Coup de force à Hong kong

Louis Danvers
Louis Danvers Journaliste cinéma

La lutte pour le pouvoir entre gangsters dans l’univers des triades inspire à Johnnie To un formidable diptyque : Election 1 et Election 2 font mouche !

Entre tradition et modernité, la confrontation se fait souvent rude. Surtout, peut-être, en Extrême-Orient, où la première est aussi profondément ancrée que la seconde se répand désormais à toute vitesse. Et, quand l’enjeu est le pouvoir suprême sur la plus ancienne triade de Hongkong, on devine que l’affrontement prendra un tour violent, radical, extrême. Election 1 nous plonge dans le microcosme bouillonnant de la Wo Shing Society, dont les chefs sont appelés à choisir un nouveau leader suprême. Des deux candidats en lice, l’un reste attaché aux codes hérités du passé, l’autre est tenté par des changements drastiques, imposés brutalement au besoin.

Derrière la caméra, le maître du thriller made in Hongkong Johnnie To se fait un malin plaisir à détailler les rebondissements d’une chronique pleine de bruit et de fureur, composant ce qui devait être un aboutissement du genre… jusqu’à ce qu’il tourne ensuite Election 2, une  » suite  » encore plus percutante ! Dans ce second film, un des deux candidats a remporté la mise, et assis son pouvoir au fil des années. Mais un concurrent se profile déjà, qui a réussi son passage du gangstérisme aux affaires légales. La prochaine élection dans le clan risque d’être mouvementée, d’autant que le gouvernement chinois, soucieux d’une coexistence pacifique avec les triades, voudra jouer la carte du plus rassurant des deux prétendants…

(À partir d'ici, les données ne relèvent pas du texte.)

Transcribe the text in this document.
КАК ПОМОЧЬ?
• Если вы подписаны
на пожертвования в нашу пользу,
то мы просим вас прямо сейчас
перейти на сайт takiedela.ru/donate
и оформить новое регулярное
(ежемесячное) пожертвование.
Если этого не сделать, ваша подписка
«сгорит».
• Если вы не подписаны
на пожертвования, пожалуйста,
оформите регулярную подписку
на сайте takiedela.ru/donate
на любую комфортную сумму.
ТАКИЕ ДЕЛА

Un sommet du film de gangsters

L’histoire contemporaine se glisse ainsi dans la trame d’un nouveau sommet du film de gangsters, qui forme, avec le premier épisode, un spectacle d’une extraordinaire richesse. Le diptyque consacré par Johnnie To aux triades se pose en équivalent chinois des deux premiers Parrain de Francis Coppola. S’il se distingue de son prestigieux collègue américain par l’environnement, le récit et la forme, le cinéaste de Hongkong n’en propose pas moins, comme lui, une exploration de l’univers mafieux qui reflète une réalité plus large. Comme une vision en coupe de leurs pays respectifs, où tant le moral que l’économique et le politique se trouvent reflétés.

Comme déjà dans les années 1930, quand la Warner Bros déclenchait sa série de polars violents et réalistes (révélant au passage un certain Humphrey Bogart dans des rôles de… méchant), le cinéma de genre montre sa capacité à éclairer des enjeux sociaux de premier plan. Derrière son éternel havane, dont la fumée masque en partie son regard, Johnnie To ne fait pas mystère de ses ambitions.  » Les implications politiques des deux films sont pour moi incontournables, explique-t-il, car la question des rapports entre le pouvoir et ceux qui le subissent est la chose la plus cruciale. Il existe aujourd’hui à Hongkong une authentique aspiration à la démocratie. Election 2 en est un peu la métaphore…  »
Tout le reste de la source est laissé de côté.